The preparation for the play is a joint effort. Each
member has to agree completely on the theme for a production to go
through. The script is usually written jointly as the play
progresses. Of course different groups have varying aims. The Jana
Natya Manch in Delhi for example performs plays on current topics.
This demands that the play be produced as soon as possible to be
relevant. Badal Sircars group however chooses themes which will
have an appeal over longer period since it takes them six moths to a
year to prepare a play.
A dholak or choral song is used to
attract people and once a large enough crowd has gathered the play
being usually in a circular area with the audience all around. The
chorus sings or speaks out the script. Sometimes one person narrates
while the actors mime. No make-up is used unless mime is the medium.

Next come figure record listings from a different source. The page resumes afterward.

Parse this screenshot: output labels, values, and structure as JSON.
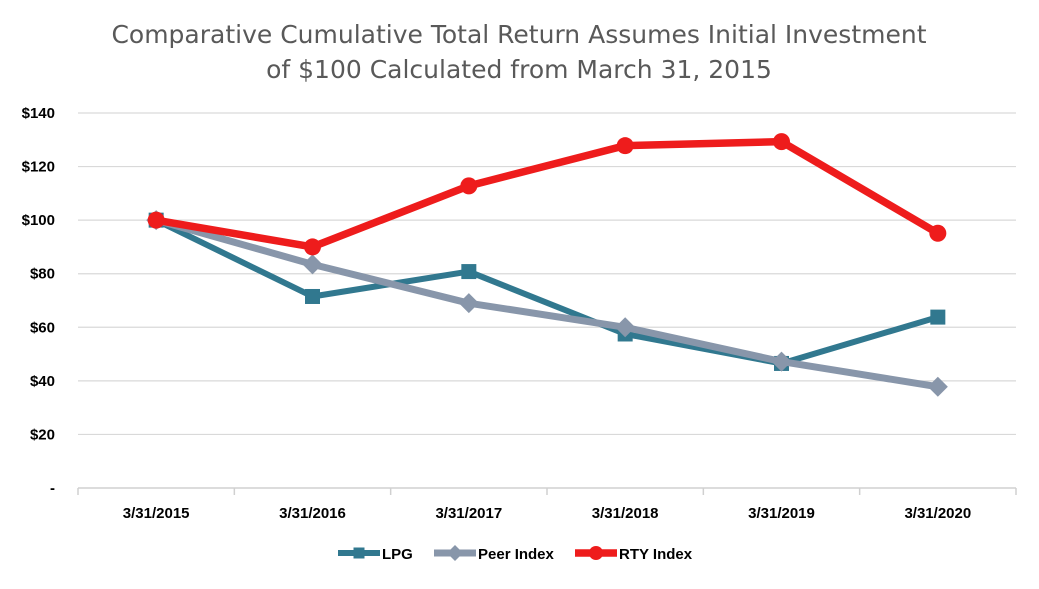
{
  "chart_data": {
    "type": "line",
    "title": "Comparative Cumulative Total Return Assumes Initial Investment of $100 Calculated from March 31, 2015",
    "title_lines": [
      "Comparative Cumulative Total Return Assumes Initial Investment",
      "of $100 Calculated from March 31, 2015"
    ],
    "xlabel": "",
    "ylabel": "",
    "categories": [
      "3/31/2015",
      "3/31/2016",
      "3/31/2017",
      "3/31/2018",
      "3/31/2019",
      "3/31/2020"
    ],
    "ylim": [
      0,
      140
    ],
    "y_ticks": [
      0,
      20,
      40,
      60,
      80,
      100,
      120,
      140
    ],
    "y_tick_labels": [
      "-",
      "$20",
      "$40",
      "$60",
      "$80",
      "$100",
      "$120",
      "$140"
    ],
    "grid": true,
    "legend": "bottom",
    "series": [
      {
        "name": "LPG",
        "color": "#31788f",
        "marker": "square",
        "values": [
          100,
          71.5,
          80.8,
          57.5,
          46.5,
          63.8
        ]
      },
      {
        "name": "Peer Index",
        "color": "#8896aa",
        "marker": "diamond",
        "values": [
          100,
          83.5,
          69,
          60,
          47.2,
          37.8
        ]
      },
      {
        "name": "RTY Index",
        "color": "#ee1c1c",
        "marker": "circle",
        "values": [
          100,
          90,
          112.8,
          127.8,
          129.3,
          95.1
        ]
      }
    ]
  }
}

Then the face is painted white and the eyes an exaggerated black to
highlight expressions. If the audience is very large and one person
alone has to speak, a mike is used. There are no separate costumes
for the actors. They might all wear a black robe but that depends on
the theme. Being the kind of theatre it is there is not much scope
for fine acting. The movements have to be very exaggerated.
Street theatre as a channel of communication is deeply rooted in
Indian society. The modern form is different only in the themes
enacted. The street theatre groups analyse the society as it exists,
visualize its future, and then attempt to put the vision across.